Azul ficou muito triste, pois não queria deixar aquele mundo: sabia que dentro de alguns meses não poderia mais voar sem preocupações, pois teria obrigações e responsabilidades. Em seu mundo azulado eles só se divertiam, tomavam banho de sol e acompanhavam o movimento dos astros no céu.

[Engraçado que no mundo de Azul, as constelações eram diferentes e todas as cores que aqui existiam lá recebiam outros nomes, que para nós, humanos seriam mais ou menos assim: paz, alegria, tristeza, esperança, dor – numa infinidade de combinações e novos tons-palavras que coloriam todo o planeta de significados]

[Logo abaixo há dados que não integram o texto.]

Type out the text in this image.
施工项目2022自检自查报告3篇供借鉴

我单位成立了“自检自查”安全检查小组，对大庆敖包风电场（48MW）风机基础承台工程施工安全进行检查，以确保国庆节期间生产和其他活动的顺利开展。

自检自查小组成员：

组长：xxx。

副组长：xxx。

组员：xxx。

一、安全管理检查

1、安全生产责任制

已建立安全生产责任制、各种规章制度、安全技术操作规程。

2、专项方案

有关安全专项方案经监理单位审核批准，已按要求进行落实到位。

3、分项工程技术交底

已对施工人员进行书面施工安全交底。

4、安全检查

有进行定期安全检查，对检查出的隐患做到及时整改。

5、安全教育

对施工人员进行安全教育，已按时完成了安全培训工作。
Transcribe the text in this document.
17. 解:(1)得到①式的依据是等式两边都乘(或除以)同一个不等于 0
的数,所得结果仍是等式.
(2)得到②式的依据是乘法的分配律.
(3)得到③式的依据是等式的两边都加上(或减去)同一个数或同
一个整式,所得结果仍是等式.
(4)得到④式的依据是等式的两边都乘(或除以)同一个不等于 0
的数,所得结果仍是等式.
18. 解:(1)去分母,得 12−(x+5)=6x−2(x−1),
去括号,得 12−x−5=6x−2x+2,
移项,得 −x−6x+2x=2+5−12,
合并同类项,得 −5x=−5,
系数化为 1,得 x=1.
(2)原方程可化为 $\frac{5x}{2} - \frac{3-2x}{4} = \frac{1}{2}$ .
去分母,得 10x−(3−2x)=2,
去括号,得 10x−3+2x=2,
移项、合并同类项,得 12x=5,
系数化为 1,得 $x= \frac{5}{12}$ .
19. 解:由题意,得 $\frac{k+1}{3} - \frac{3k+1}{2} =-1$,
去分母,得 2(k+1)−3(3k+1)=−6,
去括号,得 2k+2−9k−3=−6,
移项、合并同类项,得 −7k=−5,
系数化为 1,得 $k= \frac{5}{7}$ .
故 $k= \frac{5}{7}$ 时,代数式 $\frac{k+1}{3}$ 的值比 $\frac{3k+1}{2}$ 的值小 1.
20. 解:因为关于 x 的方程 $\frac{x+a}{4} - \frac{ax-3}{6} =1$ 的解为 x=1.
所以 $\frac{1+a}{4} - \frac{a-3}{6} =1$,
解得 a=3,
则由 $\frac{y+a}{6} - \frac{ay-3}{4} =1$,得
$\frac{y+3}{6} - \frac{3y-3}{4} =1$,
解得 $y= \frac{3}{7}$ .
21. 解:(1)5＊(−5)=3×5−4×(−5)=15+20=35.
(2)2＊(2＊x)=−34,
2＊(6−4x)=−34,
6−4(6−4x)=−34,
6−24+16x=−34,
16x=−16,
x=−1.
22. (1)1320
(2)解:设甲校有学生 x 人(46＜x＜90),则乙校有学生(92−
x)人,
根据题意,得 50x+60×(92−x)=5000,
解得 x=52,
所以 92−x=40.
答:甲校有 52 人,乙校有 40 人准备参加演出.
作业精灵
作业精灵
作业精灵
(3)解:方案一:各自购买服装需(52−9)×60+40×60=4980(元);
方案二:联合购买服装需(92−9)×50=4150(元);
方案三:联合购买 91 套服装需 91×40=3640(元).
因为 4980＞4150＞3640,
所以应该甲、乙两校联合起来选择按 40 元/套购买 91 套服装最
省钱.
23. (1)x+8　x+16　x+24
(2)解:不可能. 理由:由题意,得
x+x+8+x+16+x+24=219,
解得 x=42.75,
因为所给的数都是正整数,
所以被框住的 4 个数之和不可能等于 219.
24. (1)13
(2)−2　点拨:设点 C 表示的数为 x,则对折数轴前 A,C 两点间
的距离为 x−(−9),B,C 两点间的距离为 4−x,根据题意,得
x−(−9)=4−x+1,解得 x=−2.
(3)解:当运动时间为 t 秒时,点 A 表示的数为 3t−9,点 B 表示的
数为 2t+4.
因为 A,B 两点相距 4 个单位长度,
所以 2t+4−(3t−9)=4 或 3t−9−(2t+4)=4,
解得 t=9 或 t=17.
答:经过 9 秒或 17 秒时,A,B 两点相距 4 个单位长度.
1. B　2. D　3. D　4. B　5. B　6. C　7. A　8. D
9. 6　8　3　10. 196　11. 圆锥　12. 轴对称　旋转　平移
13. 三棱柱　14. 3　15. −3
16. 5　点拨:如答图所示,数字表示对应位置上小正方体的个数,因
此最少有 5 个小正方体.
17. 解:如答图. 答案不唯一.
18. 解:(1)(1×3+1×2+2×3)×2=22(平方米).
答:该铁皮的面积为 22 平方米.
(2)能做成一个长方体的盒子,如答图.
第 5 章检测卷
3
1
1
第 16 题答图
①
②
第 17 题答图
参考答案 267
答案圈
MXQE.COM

À medida que aproximava o dia da concepção, o menino começou a ter medo de ser aprisionado num corpo: não lembrava ao certo como era aquele mundo, mas lembrava-se do aprendizado e provações que já havia colhido por lá. Despediu-se do amigo e – antes que pudesse sentir – já estava imerso num mundo rosa-avermelhado… um tum-tum compassado o acalmava e sons que não conhecia eram a sua trilha sonora.

De vez em quando azul sentia-se entristecido… n’outros seu coração humano batia forte, deixando-o muito alegre e animado. À medida que os dias passavam, aquele mundo rosa-avermelhado começou a ficar muito pequeno, apertado… o tum-tum que estava acostumado já se misturava com os sons que viam daquele mundo além do que conhecia: o mundo das sombras.

Numa certa noite Azul percebeu que o tum-tum ficava cada vez mais forte… novos sons eram re-conhecidos e a criança foi atingido por uma luz branca forte e intensa. Preso em seu novo corpo humano, ele pode – pela primeira vez em muito tempo  chorar e, nos braços daquela nova mamãe, ele pode recuperar a calma e acalento que o tum-tum compassado o propiciara.

Azul só pode nascer nesse mundo humano, quando soube morrer naquele antigo.

existe um mundo de novas descobertas e aprendizados por aqui… talvez ele lembre do que aprendeu no seu antigo mundo… talvez não lembre…

[E, por enquanto… é tudo o que podemos saber.]